If local Docker is blocked by machine setup, the repo also includes a GitHub Actions smoke test at .github/workflows/docker-smoke-test.yml. That workflow builds the image on a GitHub-hosted runner, starts the container, checks /health and /tasks, and runs heuristic inference.py against the container.
API Surface
OpenEnv provides the core environment endpoints, and the repo adds a custom task listing route.

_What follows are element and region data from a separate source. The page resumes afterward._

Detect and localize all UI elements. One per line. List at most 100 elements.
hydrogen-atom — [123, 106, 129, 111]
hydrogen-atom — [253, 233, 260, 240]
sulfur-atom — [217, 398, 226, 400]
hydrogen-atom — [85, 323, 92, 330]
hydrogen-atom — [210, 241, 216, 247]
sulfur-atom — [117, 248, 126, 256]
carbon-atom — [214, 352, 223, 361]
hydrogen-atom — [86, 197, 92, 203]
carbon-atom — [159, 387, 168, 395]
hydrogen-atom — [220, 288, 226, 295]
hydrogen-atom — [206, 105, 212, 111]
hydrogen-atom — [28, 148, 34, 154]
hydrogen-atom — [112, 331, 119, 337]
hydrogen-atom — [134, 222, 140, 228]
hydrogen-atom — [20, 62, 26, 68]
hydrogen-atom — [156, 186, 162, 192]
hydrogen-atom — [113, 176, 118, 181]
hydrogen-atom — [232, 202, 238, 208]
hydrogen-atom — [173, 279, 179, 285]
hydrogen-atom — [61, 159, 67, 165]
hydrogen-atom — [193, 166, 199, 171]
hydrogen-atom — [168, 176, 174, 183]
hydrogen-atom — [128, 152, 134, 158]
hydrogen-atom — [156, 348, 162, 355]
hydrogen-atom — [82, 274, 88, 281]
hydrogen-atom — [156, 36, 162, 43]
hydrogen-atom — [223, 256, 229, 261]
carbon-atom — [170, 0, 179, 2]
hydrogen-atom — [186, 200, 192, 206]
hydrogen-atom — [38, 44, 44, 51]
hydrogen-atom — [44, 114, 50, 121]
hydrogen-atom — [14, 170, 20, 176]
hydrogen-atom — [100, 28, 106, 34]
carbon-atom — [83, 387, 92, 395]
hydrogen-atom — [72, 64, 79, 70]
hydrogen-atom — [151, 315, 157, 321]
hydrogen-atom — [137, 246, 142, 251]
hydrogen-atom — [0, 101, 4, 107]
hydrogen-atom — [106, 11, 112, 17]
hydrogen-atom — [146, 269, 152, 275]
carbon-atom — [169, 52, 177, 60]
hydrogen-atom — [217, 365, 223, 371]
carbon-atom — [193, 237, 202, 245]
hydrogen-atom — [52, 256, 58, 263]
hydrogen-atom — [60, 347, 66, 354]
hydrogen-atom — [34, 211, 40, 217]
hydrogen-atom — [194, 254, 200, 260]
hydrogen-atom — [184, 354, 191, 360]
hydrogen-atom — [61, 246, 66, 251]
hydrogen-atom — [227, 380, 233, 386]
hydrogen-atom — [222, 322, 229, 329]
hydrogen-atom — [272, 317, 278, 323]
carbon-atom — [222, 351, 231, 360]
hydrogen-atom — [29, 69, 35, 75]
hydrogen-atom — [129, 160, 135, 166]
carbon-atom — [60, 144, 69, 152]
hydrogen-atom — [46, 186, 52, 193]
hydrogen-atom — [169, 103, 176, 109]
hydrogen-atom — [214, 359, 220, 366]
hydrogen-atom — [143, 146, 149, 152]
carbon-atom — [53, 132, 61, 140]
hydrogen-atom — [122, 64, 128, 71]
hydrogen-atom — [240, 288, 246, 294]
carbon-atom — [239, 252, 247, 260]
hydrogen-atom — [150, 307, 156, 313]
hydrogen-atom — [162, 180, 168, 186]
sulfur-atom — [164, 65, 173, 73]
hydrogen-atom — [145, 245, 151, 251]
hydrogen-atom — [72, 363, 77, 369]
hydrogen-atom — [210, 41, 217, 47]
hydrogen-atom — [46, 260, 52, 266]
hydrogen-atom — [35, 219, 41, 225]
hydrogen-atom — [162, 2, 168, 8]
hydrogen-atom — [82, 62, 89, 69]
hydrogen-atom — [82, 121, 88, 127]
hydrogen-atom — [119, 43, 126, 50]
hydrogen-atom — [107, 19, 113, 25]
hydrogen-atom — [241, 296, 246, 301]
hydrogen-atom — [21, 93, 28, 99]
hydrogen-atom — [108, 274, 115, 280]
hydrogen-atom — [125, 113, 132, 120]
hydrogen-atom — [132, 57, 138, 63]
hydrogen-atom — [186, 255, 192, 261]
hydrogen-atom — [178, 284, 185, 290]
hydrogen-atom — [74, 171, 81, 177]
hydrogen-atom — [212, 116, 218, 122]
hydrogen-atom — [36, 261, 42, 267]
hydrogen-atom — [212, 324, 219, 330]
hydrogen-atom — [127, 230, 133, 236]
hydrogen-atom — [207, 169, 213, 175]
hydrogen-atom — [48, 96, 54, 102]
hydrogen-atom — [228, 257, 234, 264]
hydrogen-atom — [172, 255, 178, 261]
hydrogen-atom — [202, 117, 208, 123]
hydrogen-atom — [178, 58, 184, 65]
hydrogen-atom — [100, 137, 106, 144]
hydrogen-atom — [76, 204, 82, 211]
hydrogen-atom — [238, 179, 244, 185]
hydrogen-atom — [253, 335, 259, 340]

| Method | Path | Purpose |
|---|---|---|
| GET | /health |
health check |
| POST | /reset |
start a new episode |
| POST | /step |
submit an action |
| GET | /state |
inspect internal state |
| GET | /tasks |
list task metadata |
| GET | /web |
lightweight HF Space UI |
| GET | /docs |
interactive API docs |
Submission Readiness
The repo is already aligned on:
- team name and members
- domain and vocabulary
- task ladder
- typed models
- grader and reward design
- packaging metadata and Docker entry point
- Hugging Face Spaces README frontmatter
- judge-facing documentation of deterministic, grounded scoring
An April 6 repo audit also confirmed that all required submission files are present:
- runtime:
models.py,client.py,inference.py,server/app.py,server/environment.py,server/grader.py,server/reward.py,server/tasks.py - data and metadata:
data/dataset.json,openenv.yaml,pyproject.toml,requirements.txt,server/Dockerfile - docs and project guidance:
README.md,KNOWLEDGE.md,required.md,PROJECT_STATUS.md
Roadmap status through April 7 is complete:
- unit, smoke, and integration tests are checked in and green
- Docker smoke coverage exists through
.github/workflows/docker-smoke-test.yml openenv validatenow passes on the current repo state- structured
inference.pylogging is verified by tests and the merged-state rerun - a clean-copy install-and-run pass has been completed
The remaining April 8 work is operational rather than implementation-heavy:
- run the final submission-branch sanity slice before pushing
- perform the live Hugging Face Space ping and reset check on the deployed submission artifact if a fresh deployment is created
The short TRL / GRPO README example remains intentionally deferred because it is optional and lower priority than benchmark clarity and stability.